Notice that this joins multiple RUN directives together, in order to achieve a smaller image size. Small is good! In the above, we had the necessary Postgres libraries while installing the dependencies, but we purged them in the end. So we will need to install them again, this time the release version only. Here is the complete Dockerfile


FROM python:3.8-alpine

ENV PYTHONDONTWRITEBYTECODE 1
ENV PYTHONUNBUFFERED 1

COPY requirements.txt /

RUN apk add --virtual .build-deps --no-cache postgresql-dev gcc python3-dev musl-dev && \
    pip install --no-cache-dir -r requirements.txt && \
    apk --purge del .build-deps

COPY . .

RUN apk add --no-cache libpq && \
    chmod +x /boot.sh && \
    dos2unix /boot.sh

CMD ["/boot.sh"]

That dos2unix thing is helpful if we build the image on a Windows machine. For Linux or Mac it won’t hurt, so we will keep it here.

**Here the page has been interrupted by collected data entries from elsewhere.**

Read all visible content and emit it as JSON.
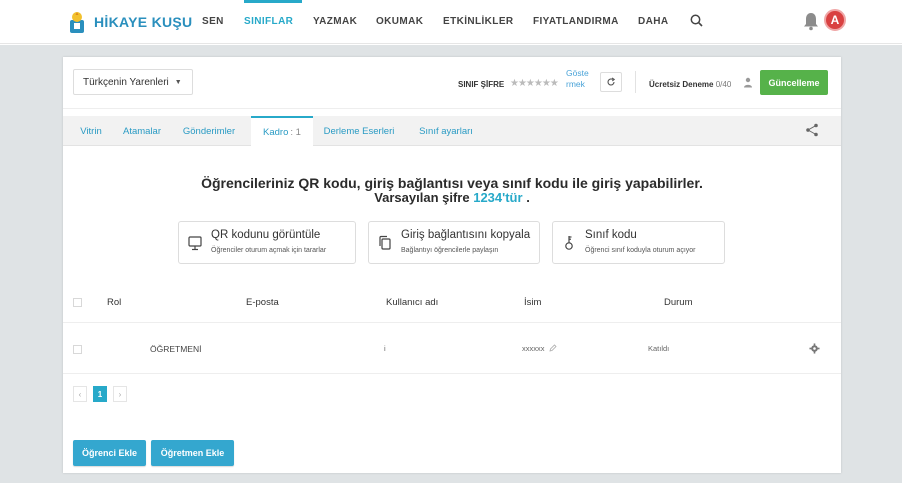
{
  "nav": {
    "brand": "HİKAYE KUŞU",
    "items": [
      {
        "label": "SEN"
      },
      {
        "label": "SINIFLAR"
      },
      {
        "label": "YAZMAK"
      },
      {
        "label": "OKUMAK"
      },
      {
        "label": "ETKİNLİKLER"
      },
      {
        "label": "FIYATLANDIRMA"
      },
      {
        "label": "DAHA"
      }
    ],
    "active_item": "SINIFLAR",
    "avatar_letter": "A",
    "icons": [
      "search-icon",
      "bell-icon"
    ]
  },
  "class_bar": {
    "selected_class": "Türkçenin Yarenleri",
    "password_label": "SINIF ŞİFRE",
    "password_mask": "★★★★★★",
    "show_link": "Göste rmek",
    "trial_label": "Ücretsiz Deneme",
    "trial_count": "0/40",
    "upgrade_button": "Güncelleme"
  },
  "tabs": [
    {
      "label": "Vitrin"
    },
    {
      "label": "Atamalar"
    },
    {
      "label": "Gönderimler"
    },
    {
      "label": "Kadro",
      "count": ": 1"
    },
    {
      "label": "Derleme Eserleri"
    },
    {
      "label": "Sınıf ayarları"
    }
  ],
  "active_tab": "Kadro",
  "info": {
    "heading": "Öğrencileriniz QR kodu, giriş bağlantısı veya sınıf kodu ile giriş yapabilirler.",
    "default_password_prefix": "Varsayılan şifre",
    "default_password": "1234'tür",
    "default_password_suffix": "."
  },
  "actions": [
    {
      "title": "QR kodunu görüntüle",
      "desc": "Öğrenciler oturum açmak için tararlar",
      "icon": "monitor-icon"
    },
    {
      "title": "Giriş bağlantısını kopyala",
      "desc": "Bağlantıyı öğrencilerle paylaşın",
      "icon": "copy-icon"
    },
    {
      "title": "Sınıf kodu",
      "desc": "Öğrenci sınıf koduyla oturum açıyor",
      "icon": "key-icon"
    }
  ],
  "table": {
    "headers": [
      "Rol",
      "E-posta",
      "Kullanıcı adı",
      "İsim",
      "Durum"
    ],
    "rows": [
      {
        "role": "ÖĞRETMENİ",
        "email": "",
        "username": "i",
        "name": "xxxxxx",
        "status": "Katıldı"
      }
    ]
  },
  "pagination": {
    "prev": "‹",
    "current": "1",
    "next": "›"
  },
  "buttons": {
    "add_student": "Öğrenci Ekle",
    "add_teacher": "Öğretmen Ekle"
  },
  "colors": {
    "accent": "#27a9c9",
    "upgrade": "#56b24a",
    "avatar": "#d94141"
  }
}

adding the backend to the docker-compose.yml

Now we have two containers for our backend, the Postgres one and the Django app. We can modify our docker-compose.yml so it handles both them together. Modify it so it looks like this:

version: '3'

services:
  db:
    image: postgres:12-alpine
    container_name: db
    environment:
      - POSTGRES_USER=pixies
      - POSTGRES_PASSWORD=pixies
      - POSTGRES_DB=pixies
    ports:
      - 5432:5432
    # new
    volumes:
      - data:/var/lib/postgresql/data
    # new
  backend:
    build: .
    environment:
      - PORT=80
      - SECRET_KEY=hushush
      - DATABASE_URL=postgresql://pixies:pixies@db:5432/pixies
      - ALLOWED_HOSTS=*
    ports:
      - 9090:80
    depends_on:
      - db
volumes:
  data:

We simply adding another service to this file and configure it. As our Django app currently expects a few environment values, we specify here PORT, SECRET_KEY, DATABASE_URL and ALLOWED_HOSTS But wait a minute. when we ran the Django app in the development mode, we specified the localhost as the host name for the database. Now we are changing it to db. What gives? From the point of view of the backend container, localhost means the container itself (not your dev machine) and, since we haven’t installed Postgres in it, localhost won’t workThe way docker-compose works is that it creates a virtual network when each service is given the network name the same as its service name. This way service can reach one another over that virtual network. So the Django container will see the Postgres container as db.

Finally, since we are running the gunicorn inside the container on port 80, we map that port to the port 9090 on our dev machine so we can see how we can access it with the browser. Let’s rebuild the images, just in case:

docker-compose build

and start the whole setup:

docker-compose up -d

If everything goes well, the containers should be started an linked together. Let’s try to see if it works. Remember we don’t have a root endpoint anymore, so we need to access either api or admin endpoint: http://localhost:9090/api Does it work? Well, sort of. It returns some data, but the web page looks weird. If we dig into the problem, we will soon realize that the Django app fails to serve the css files and other static assets. We are going to fix that in the next module.